Well there is still a whole the size of a truck in our hearts right now. After getting Filbert and company unstuck, both ding dongs put their horns through the fence. During my nightly rounds I do a head count check on things close off gates etc. 


Well I could not find Ally our female LGD. So I head out to the barn on the 4 wheeler, the headlights cover a lot of ground. I get off and go into the the back 40 barn to find Ally in full on Red! 
here I am thinking something is seriously wrong, but she is not coming out, so I kind of look under where she had placed herself in the dirt under the shelf. Well there were 6 puppies, one of them had the same markings as our Buster! Understanding Buster was fixed when he was 11 months old. But still what are the odds of a Pyrenees having the same coloring on its head?

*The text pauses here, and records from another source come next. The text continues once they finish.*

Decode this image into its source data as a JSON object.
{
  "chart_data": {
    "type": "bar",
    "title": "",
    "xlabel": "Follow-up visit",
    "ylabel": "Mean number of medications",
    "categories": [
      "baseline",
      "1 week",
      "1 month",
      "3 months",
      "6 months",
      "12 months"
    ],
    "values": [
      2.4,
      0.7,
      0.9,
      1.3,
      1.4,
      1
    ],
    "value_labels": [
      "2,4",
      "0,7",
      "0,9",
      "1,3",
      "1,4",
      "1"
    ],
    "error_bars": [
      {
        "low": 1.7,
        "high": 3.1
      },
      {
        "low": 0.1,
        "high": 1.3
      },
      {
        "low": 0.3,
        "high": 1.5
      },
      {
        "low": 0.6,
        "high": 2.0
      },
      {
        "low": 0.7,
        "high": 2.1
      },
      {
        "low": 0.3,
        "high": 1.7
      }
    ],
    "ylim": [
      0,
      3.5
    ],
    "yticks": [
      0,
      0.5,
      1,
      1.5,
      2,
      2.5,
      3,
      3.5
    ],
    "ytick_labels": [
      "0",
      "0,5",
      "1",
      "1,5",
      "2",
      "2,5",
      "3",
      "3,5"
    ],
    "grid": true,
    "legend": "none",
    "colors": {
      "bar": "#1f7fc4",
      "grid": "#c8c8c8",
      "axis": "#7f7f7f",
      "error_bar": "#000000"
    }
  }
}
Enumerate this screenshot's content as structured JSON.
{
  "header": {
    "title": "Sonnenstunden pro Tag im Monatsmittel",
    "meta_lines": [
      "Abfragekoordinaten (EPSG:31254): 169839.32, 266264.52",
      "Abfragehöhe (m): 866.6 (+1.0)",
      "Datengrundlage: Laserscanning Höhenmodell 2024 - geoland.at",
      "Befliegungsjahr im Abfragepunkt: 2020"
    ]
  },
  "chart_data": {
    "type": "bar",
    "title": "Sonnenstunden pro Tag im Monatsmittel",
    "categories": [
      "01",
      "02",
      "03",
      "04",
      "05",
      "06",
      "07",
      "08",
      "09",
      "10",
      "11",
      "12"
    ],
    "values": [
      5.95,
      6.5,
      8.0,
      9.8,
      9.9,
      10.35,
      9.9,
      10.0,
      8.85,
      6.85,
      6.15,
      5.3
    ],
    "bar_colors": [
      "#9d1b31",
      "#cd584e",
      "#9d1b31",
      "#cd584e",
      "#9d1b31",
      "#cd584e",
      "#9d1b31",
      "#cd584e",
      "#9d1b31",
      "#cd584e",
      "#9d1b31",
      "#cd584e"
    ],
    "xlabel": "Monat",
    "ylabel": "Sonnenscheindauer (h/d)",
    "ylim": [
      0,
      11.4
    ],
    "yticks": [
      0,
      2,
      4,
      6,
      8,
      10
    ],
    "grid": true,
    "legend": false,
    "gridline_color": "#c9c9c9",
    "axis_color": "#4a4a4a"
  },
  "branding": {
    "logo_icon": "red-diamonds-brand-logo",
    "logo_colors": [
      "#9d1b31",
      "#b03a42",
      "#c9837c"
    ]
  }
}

Both my Wife and Son were all saying the same thing! I know this is going to sound silly but we feel like God has given us someone to take over for Buster and our own guardian.


----------



## alwaystj9 (Apr 10, 2019)

Best wishes as y'all move forward, such a wonderful post about the pup!


----------



## MadHouse (Oct 3, 2019)

That is a wonderful gift!


----------



## luvmyherd (Apr 9, 2011)

Okay, tearing up here. What an inspiring story. Best wishes for you and your new friend/family member.


----------



## toth boer goats (Jul 20, 2008)

Best wishes to you.


----------